9. The machine of claim 8, wherein the shaft further defines a bearing section, the frame further including a bearing assembly rotably mounting the bearing section of the shaft.

10. The machine of claim 6, wherein the mating cylindrical surfaces in the frame and shaft define multiple cylindrical passageways.

11. The machine of claim 10, wherein a separate dosing hose is in fluid communication with eaoh cylindrical passageway, each dosing hose being in fluid communication with a different dyeing beaker.

12. The machine of claim 1, wherein each beaker is provided with a dosing hose.

13. The machine of claim 12, wherein the rotating shaft has a hollow center.

14. The machine of claim 13, wherein the dosing hoses pass through the hollow center of the rotating shaft.

15. The machine of claim 14, wherein each beaker defines a longitudinal axis, the beakers being mounted in the support assembly so that their longitudinal axes are slightly askew from the axis of rotation so that each beaker undergoes agitation as it moves about this axis.

16. The machine of claim 1, wherein the rotating support assembly comprises a rotating shaft adapted to rotate about a generally horizontal axis of rotation and a support member connected to the shaft, the support member mounting the dyeing beakers for movement around this axis.

17. The machine of claim 16, wherein the support member is composed of a support disc or at least one support arm.

18. A dyeing machine comprising multiple dyeing beakers, a rotating support assembly mounting the beakers, and a frame mounting the support assembly for moving the beakers about an axis of rotation, wherein a dosing hose is mounted on the rotating support assembly for supplying at least one beaker with a dye during movement of the beaker, a receiving end of the dosing hose being in fluid communication with a source of dye or other chemical in a location remote from the rotating support assembly.

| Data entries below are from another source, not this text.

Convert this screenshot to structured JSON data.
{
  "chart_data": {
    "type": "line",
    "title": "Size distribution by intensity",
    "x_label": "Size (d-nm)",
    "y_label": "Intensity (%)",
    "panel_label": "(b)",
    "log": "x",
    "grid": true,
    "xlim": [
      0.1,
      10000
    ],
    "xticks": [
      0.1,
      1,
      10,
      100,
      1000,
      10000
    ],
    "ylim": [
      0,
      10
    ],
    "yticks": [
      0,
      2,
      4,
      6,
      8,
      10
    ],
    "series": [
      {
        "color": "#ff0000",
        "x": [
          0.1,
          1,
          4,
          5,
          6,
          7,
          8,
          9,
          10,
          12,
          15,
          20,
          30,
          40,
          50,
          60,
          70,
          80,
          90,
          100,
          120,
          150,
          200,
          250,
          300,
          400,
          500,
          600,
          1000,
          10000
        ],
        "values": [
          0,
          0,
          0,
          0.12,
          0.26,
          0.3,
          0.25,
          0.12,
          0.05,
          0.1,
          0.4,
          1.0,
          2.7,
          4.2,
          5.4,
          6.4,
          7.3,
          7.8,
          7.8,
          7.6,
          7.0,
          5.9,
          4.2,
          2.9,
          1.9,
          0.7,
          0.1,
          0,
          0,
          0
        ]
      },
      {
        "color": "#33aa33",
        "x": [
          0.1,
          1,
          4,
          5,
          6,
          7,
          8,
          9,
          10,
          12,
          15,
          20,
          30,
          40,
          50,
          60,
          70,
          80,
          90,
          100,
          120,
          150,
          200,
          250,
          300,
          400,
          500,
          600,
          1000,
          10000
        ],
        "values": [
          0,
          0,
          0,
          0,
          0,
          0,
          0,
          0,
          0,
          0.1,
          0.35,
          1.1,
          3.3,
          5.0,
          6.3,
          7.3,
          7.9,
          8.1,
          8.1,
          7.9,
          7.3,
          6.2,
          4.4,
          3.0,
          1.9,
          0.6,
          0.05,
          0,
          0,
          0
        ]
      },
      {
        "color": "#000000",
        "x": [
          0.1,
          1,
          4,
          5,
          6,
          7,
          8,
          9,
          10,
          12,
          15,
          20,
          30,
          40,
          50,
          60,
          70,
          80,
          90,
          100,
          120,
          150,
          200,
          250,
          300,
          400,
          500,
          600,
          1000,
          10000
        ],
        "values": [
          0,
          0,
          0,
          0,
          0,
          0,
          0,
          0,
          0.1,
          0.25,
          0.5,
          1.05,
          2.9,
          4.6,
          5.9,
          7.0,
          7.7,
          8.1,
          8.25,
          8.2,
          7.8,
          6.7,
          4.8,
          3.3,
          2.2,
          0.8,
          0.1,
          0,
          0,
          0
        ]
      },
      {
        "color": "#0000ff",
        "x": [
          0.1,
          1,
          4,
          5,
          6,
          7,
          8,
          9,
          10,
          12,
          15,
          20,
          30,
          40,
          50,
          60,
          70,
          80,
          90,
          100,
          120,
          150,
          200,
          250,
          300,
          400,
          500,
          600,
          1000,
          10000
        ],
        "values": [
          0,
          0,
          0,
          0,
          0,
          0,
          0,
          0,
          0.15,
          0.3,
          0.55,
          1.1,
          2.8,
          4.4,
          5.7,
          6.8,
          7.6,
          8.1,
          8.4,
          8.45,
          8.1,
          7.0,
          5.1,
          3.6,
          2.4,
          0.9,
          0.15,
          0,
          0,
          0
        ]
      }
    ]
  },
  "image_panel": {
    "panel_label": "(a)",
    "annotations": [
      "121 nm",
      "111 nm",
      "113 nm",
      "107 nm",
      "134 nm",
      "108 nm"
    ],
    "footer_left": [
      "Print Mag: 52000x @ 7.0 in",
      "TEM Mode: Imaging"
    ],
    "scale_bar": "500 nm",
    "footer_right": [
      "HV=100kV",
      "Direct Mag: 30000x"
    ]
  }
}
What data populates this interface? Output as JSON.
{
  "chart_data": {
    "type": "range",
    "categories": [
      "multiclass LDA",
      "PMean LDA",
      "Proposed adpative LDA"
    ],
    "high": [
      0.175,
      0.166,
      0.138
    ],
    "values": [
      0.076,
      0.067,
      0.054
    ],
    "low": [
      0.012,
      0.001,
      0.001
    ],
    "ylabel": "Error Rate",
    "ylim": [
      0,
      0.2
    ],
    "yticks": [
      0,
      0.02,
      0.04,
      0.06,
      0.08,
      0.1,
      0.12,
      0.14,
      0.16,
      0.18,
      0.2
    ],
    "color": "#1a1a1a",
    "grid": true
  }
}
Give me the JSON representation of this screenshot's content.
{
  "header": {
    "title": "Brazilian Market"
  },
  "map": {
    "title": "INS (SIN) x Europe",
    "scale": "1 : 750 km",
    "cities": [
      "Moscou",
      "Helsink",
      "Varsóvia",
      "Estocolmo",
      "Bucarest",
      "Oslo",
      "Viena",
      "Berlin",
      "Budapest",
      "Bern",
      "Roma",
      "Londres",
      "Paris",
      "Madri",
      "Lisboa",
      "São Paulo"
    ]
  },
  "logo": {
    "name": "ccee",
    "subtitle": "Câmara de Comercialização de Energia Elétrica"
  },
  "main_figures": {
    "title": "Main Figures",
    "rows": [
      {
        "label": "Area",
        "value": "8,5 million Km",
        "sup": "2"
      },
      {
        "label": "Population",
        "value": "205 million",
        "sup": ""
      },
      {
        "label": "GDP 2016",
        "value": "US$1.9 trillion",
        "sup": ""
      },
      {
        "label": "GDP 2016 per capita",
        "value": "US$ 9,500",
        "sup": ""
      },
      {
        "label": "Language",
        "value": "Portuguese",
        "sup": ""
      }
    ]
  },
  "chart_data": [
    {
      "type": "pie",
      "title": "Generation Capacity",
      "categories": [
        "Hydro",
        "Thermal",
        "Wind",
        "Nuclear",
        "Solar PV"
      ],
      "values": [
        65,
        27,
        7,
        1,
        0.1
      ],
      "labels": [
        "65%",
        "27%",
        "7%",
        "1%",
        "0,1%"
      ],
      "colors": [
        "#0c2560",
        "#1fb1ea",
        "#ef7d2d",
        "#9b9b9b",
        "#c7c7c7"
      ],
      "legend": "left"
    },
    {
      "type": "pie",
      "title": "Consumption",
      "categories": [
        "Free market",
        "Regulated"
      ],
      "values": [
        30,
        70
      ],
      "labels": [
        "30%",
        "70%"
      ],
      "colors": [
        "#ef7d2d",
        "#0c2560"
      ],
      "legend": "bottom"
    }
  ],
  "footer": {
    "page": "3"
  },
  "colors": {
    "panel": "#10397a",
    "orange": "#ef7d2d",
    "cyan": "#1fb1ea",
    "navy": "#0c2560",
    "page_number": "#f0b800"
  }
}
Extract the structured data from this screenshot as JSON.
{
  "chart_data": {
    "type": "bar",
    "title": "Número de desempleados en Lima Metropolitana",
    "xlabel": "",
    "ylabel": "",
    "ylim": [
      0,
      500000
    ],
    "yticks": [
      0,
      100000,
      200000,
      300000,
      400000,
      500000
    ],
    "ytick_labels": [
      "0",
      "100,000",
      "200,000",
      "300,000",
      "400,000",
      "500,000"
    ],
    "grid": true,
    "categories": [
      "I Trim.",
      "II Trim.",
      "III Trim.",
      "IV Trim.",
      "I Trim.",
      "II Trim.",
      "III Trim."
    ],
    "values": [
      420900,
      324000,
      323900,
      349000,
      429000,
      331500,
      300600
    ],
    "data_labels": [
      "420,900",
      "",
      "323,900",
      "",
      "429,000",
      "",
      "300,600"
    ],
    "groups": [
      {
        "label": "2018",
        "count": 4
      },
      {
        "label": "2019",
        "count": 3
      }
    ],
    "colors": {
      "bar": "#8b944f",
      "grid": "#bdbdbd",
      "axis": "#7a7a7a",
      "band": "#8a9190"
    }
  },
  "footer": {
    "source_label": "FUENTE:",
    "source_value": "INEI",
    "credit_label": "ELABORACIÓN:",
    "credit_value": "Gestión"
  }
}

19. A dyeing machine comprising multiple dyeing beakers, a rotating support assembly mounting the beakers, and a frame mounting the support assembly for moving the beakers about an axis of rotation, wherein at least one beaker is provided with a dosing hose for supplying the beaker with a dye during movement of the rotating support assembly, a receiving end of the dosing hose being adapted for fluid communication with a source of dye remote from the support assembly by means of a supply channel stationary with respect to the frame.

20. The dyeing machine of claim 19, wherein the rotating support assembly is mounted in a journal bearing carried by the frame, the journal bearing defining the supply channel.